Faut-il séparer garçons et filles à l'école? La question agite les esprits depuis la parution en France du livre du sociologue et chercheur Michel Fize. Les thèses de ce spécialiste de la famille et de la jeunesse suspecté de vouloir revenir en arrière en préconisant la fin de la mixité scolaire ont même suscité un véritable tollé. S'il dénonce ce qu'il appelle le dogme de la mixité, Michel Fize ne remet pourtant pas fondamentalement en cause les principes de la coéducation. Il dit simplement que, dans des circonstances particulières, violences sexistes, différences de maturité entre filles et garçons, des classes séparées permettraient à chaque sexe de mieux s'épanouir et de mieux réussir scolairement.

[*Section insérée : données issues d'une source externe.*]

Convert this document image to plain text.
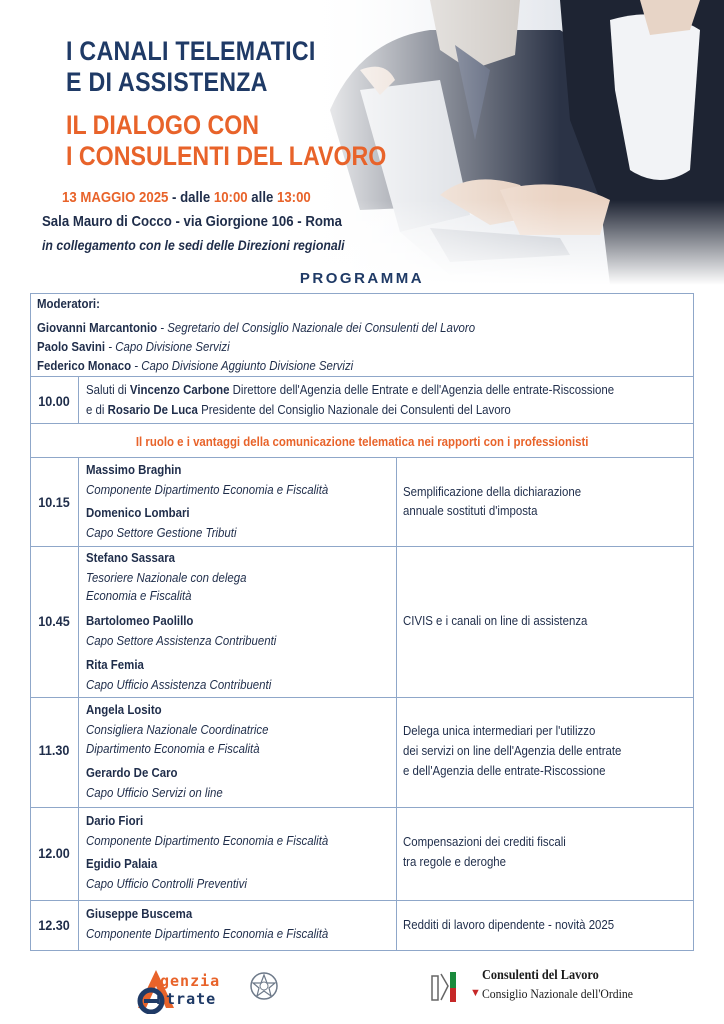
I CANALI TELEMATICI
E DI ASSISTENZA
IL DIALOGO CON
I CONSULENTI DEL LAVORO
13 MAGGIO 2025 - dalle 10:00 alle 13:00
Sala Mauro di Cocco - via Giorgione 106 - Roma
in collegamento con le sedi delle Direzioni regionali
PROGRAMMA
Moderatori:
Giovanni Marcantonio - Segretario del Consiglio Nazionale dei Consulenti del Lavoro
Paolo Savini - Capo Divisione Servizi
Federico Monaco - Capo Divisione Aggiunto Divisione Servizi
10.00
Saluti di Vincenzo Carbone Direttore dell'Agenzia delle Entrate e dell'Agenzia delle entrate-Riscossione
e di Rosario De Luca Presidente del Consiglio Nazionale dei Consulenti del Lavoro
Il ruolo e i vantaggi della comunicazione telematica nei rapporti con i professionisti
10.15
Massimo Braghin
Componente Dipartimento Economia e Fiscalità
Domenico Lombari
Capo Settore Gestione Tributi
Semplificazione della dichiarazione
annuale sostituti d'imposta
10.45
Stefano Sassara
Tesoriere Nazionale con delega
Economia e Fiscalità
Bartolomeo Paolillo
Capo Settore Assistenza Contribuenti
Rita Femia
Capo Ufficio Assistenza Contribuenti
CIVIS e i canali on line di assistenza
11.30
Angela Losito
Consigliera Nazionale Coordinatrice
Dipartimento Economia e Fiscalità
Gerardo De Caro
Capo Ufficio Servizi on line
Delega unica intermediari per l'utilizzo
dei servizi on line dell'Agenzia delle entrate
e dell'Agenzia delle entrate-Riscossione
12.00
Dario Fiori
Componente Dipartimento Economia e Fiscalità
Egidio Palaia
Capo Ufficio Controlli Preventivi
Compensazioni dei crediti fiscali
tra regole e deroghe
12.30
Giuseppe Buscema
Componente Dipartimento Economia e Fiscalità
Redditi di lavoro dipendente - novità 2025
genzia
ntrate
Consulenti del Lavoro
▼ Consiglio Nazionale dell'Ordine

-Votre ouvrage a suscité des réactions parfois très vives en France. On vous a accusé de vouloir réintroduire des écoles séparées pour garçons et filles.

-Ces réactions m'ont surpris. Je ne m'attendais pas à un tel déchaînement médiatique. Mais elles confirment aussi que l'on se trouve avec la mixité face à une sorte de tabou, de dogme presque intouchable, comme si le fait de la remettre en question relevait du crime de lèse-majesté scolaire.

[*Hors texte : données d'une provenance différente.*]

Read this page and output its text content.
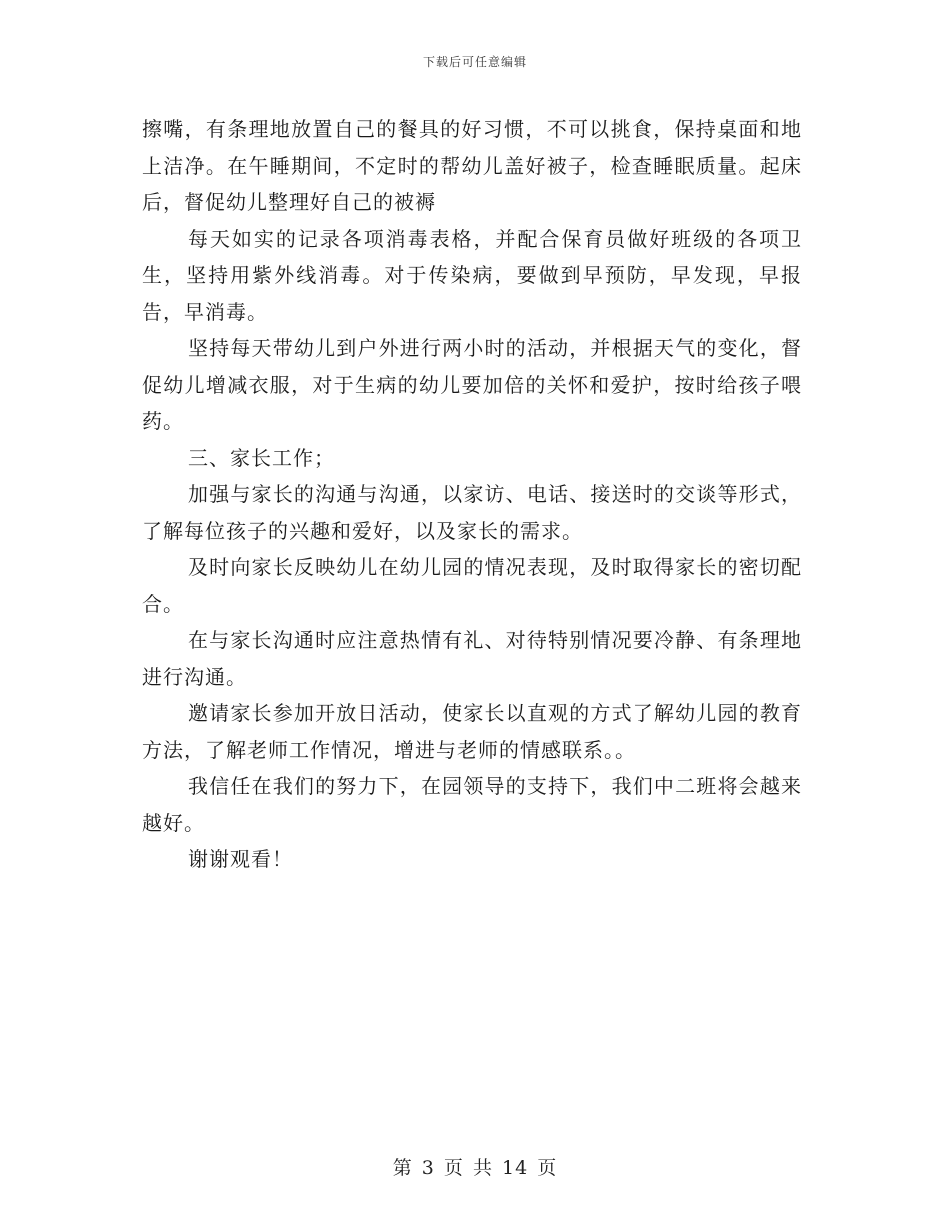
下载后可任意编辑

擦嘴，有条理地放置自己的餐具的好习惯，不可以挑食，保持桌面和地上洁净。在午睡期间，不定时的帮幼儿盖好被子，检查睡眠质量。起床后，督促幼儿整理好自己的被褥

每天如实的记录各项消毒表格，并配合保育员做好班级的各项卫生，坚持用紫外线消毒。对于传染病，要做到早预防，早发现，早报告，早消毒。

坚持每天带幼儿到户外进行两小时的活动，并根据天气的变化，督促幼儿增减衣服，对于生病的幼儿要加倍的关怀和爱护，按时给孩子喂药。

三、家长工作；

加强与家长的沟通与沟通，以家访、电话、接送时的交谈等形式，了解每位孩子的兴趣和爱好，以及家长的需求。

及时向家长反映幼儿在幼儿园的情况表现，及时取得家长的密切配合。

在与家长沟通时应注意热情有礼、对待特别情况要冷静、有条理地进行沟通。

邀请家长参加开放日活动，使家长以直观的方式了解幼儿园的教育方法，了解老师工作情况，增进与老师的情感联系。。

我信任在我们的努力下，在园领导的支持下，我们中二班将会越来越好。

谢谢观看！

第 3 页 共 14 页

»Le problème, c'est qu'elle a été généralisée il y a trente ou quarante ans sans avoir été suffisamment pensée et réfléchie. On a cru qu'elle allait naturellement être un facteur d'égalité. Et aujourd'hui, le reproche qui m'est adressé, c'est simplement de l'avoir interrogée, d'avoir cherché à comprendre ses dysfonctionnements.

 

-Comme l'échec des garçons et la violence sexiste à l'égard des filles?

-Le débat sur la question est effectivement né de ce double constat. Mais la mixité scolaire n'est pas la cause directe de ces phénomènes.

 

-Comment expliquer alors cette meilleure réussite des filles par rapport aux garçons?

-Les filles sont plus adaptables à l'école et elles ont aussi davantage conscience des enjeux de la réussite. Mais elles réussiraient tout aussi bien, si ce n'est mieux sans doute, dans des classes séparées.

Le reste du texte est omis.